Closed warrensearle closed 4 years ago
There are two types of metrics we want to be able to look at:
Google BigQuery
BigQuery essentially takes a heap of data in and allows you to run large queries on it. It integrates with other tools (Data Studio, Looker) which can make pretty graphs for queries.
My experience of BigQuery has been as a business intelligence tool (coupled with working out which users are affected by incident X, Y or Z).
1. Service performance metrics
We rely on Firebase to provide these. Whilst Firebase has tools to measure frontend performance (Crashlytics, Firebase Performance Monitoring), it has essentially next to no platform metrics which we can extract.
There is a wider discussion about whether Firebase is the right platform for us to continue to grow on. We need to consider whether we are happy with the black box "it just scales" approach, or whether we need more control and data to be satisfied about service health.
I would suggest BigQuery is not the tool we want to use for this anyway, as metrics are time series data and therefore something like InfuxDB or Prometheus is a better database for managing and querying that kind of data. Other cloud providers have their own tools, eg. AWS CloudWatch.
2. Business data analytics
This should be really easy! Firestore and BigQuery are both Google platforms, and they share a data transport format.
There is a Google tool to update and record changes to data in BigQuery in your Firestore collections. Sadly, there is a well documented flaw in this tool from September 2019 meaning wildcards don't work properly (so we could only auto-update 1 out of ~25 collections). There is a PR open to provide a fix, but there seems to be little Google impetus to actually get it merged...

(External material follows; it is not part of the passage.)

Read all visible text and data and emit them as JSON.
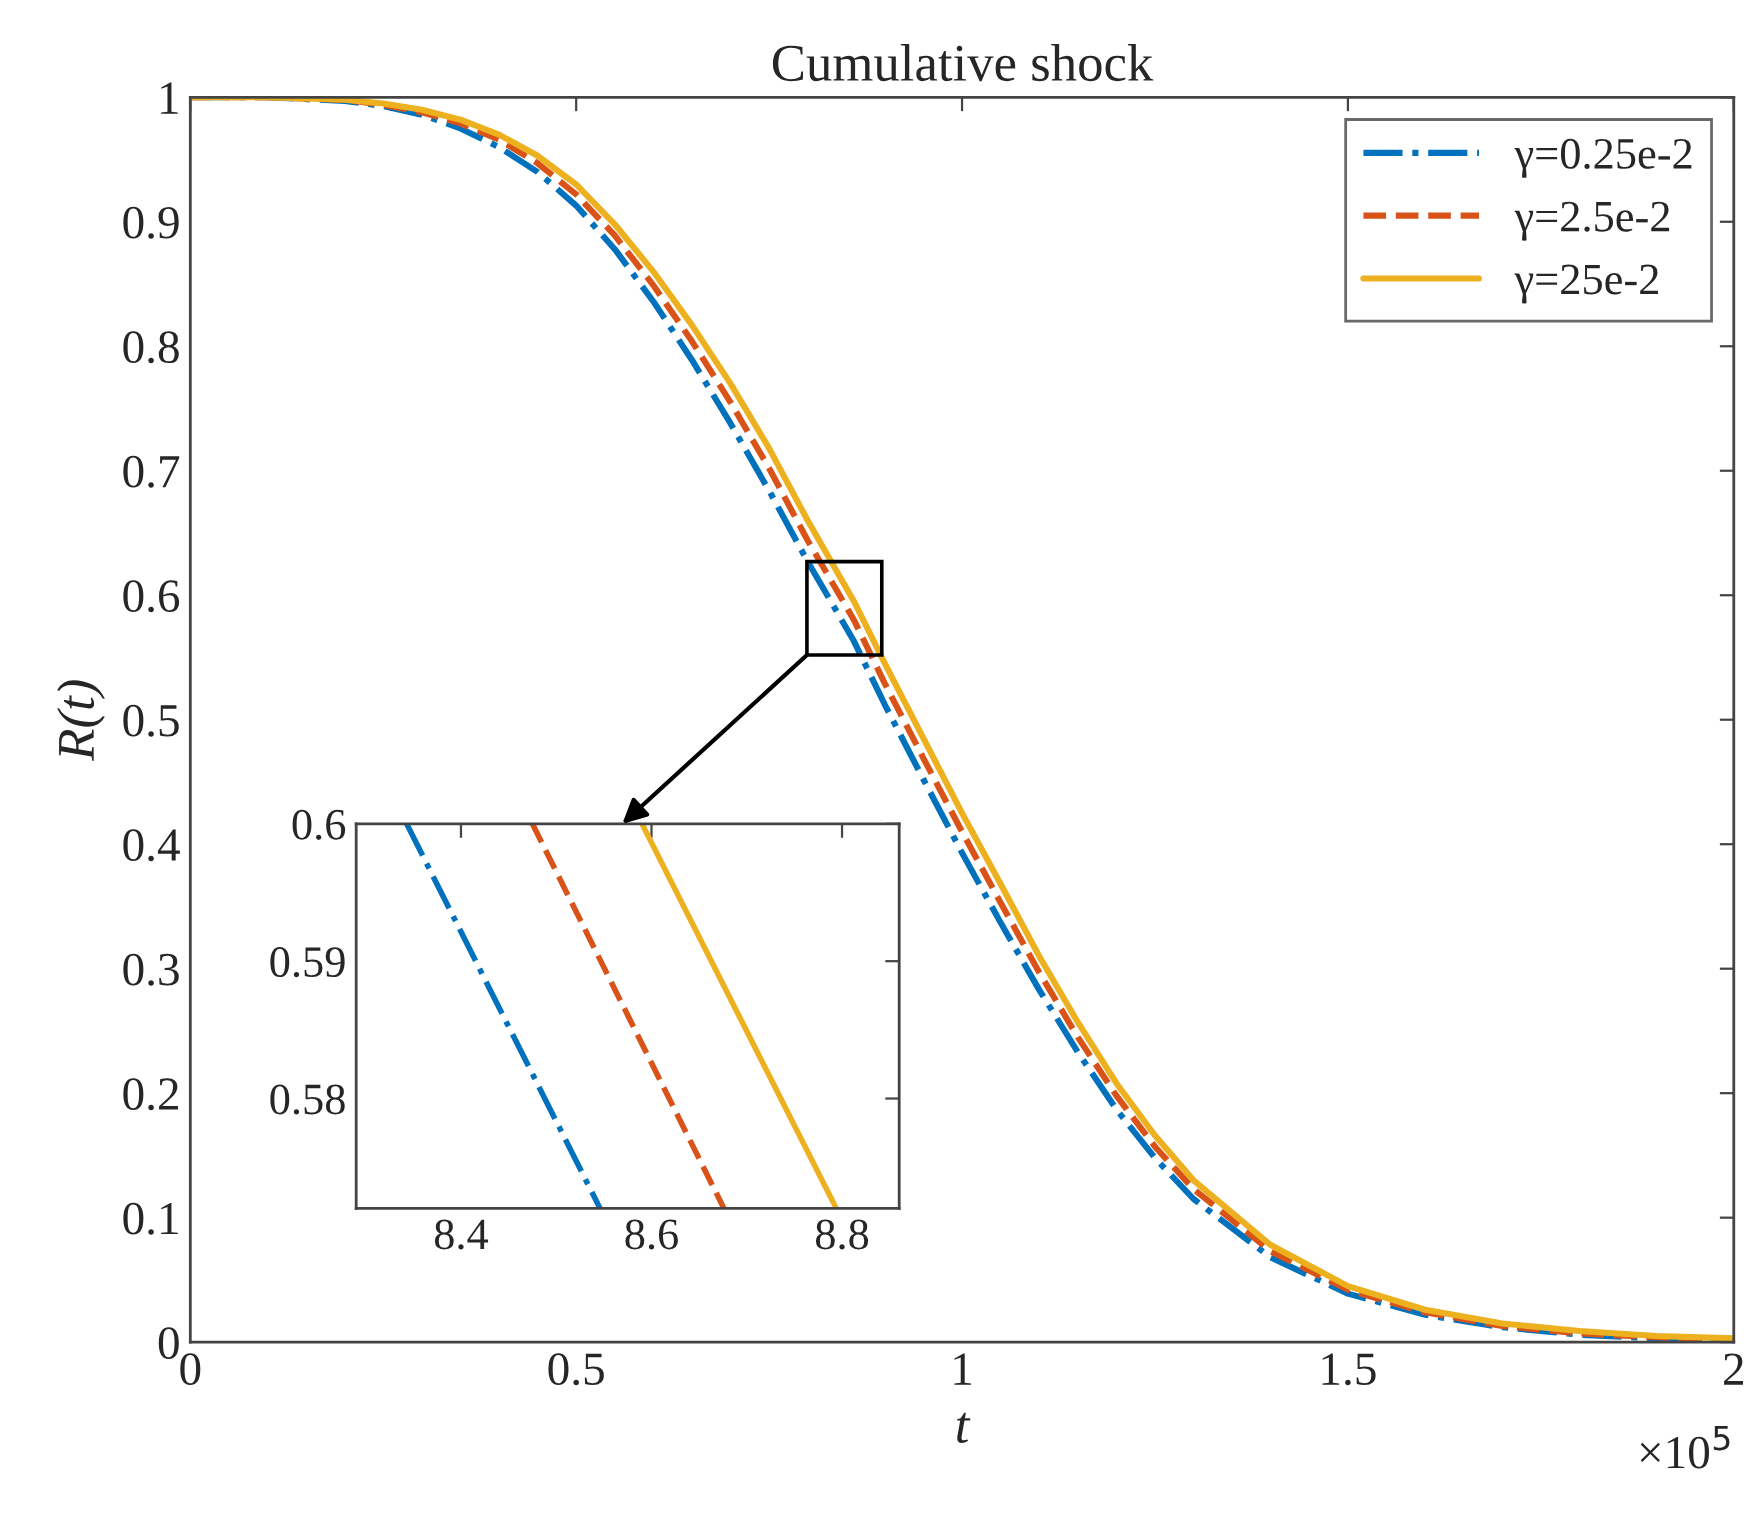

Other tools (eg) do exist to do this and we could script our own functions to update collections in BigQuery. However, even within the tool there are workarounds: eg. an "update" actually means deleting the tables and then adding them again. This might cause issues down the line, and we're really just looking at workaround on top of workaround.
Another option is to simply manually download the dumps from Firebase and upload them to BigQuery...
Thoughts
I think this work is effectively blocked for the moment. We should look at this as a requirement in discussions over which cloud platform we want to continue with. I think we need to separate the concepts of platform metrics from business intelligence and marketing metrics (like Google Analytics) - they are all separate areas and need specific tools.
A Proof of Concept report has been created in Data Studio via exporting from Firestore and importing into Big Query.
Export collections from Firestore
gcloud firestore export gs://#BUCKET#/#PATH# --collection-ids=#COLLECTIONS_CSV#
Import single collection into a table in Big Query (one command per collection)
bq load --source_format=DATASTORE_BACKUP #DATASTORE#.#TABLE# gs://#BUCKET#/#PATH#/all_namespaces/kind_#COLLECTION#/all_namespaces_kind_#COLLECTION#.export_metadata
Closing this ticket as it's now completed.
Google Firebase has native integration with Big Query and Data Studio.
Let's connect them up and create an initial report/dashboard or two so we can see what's possible and check suitability.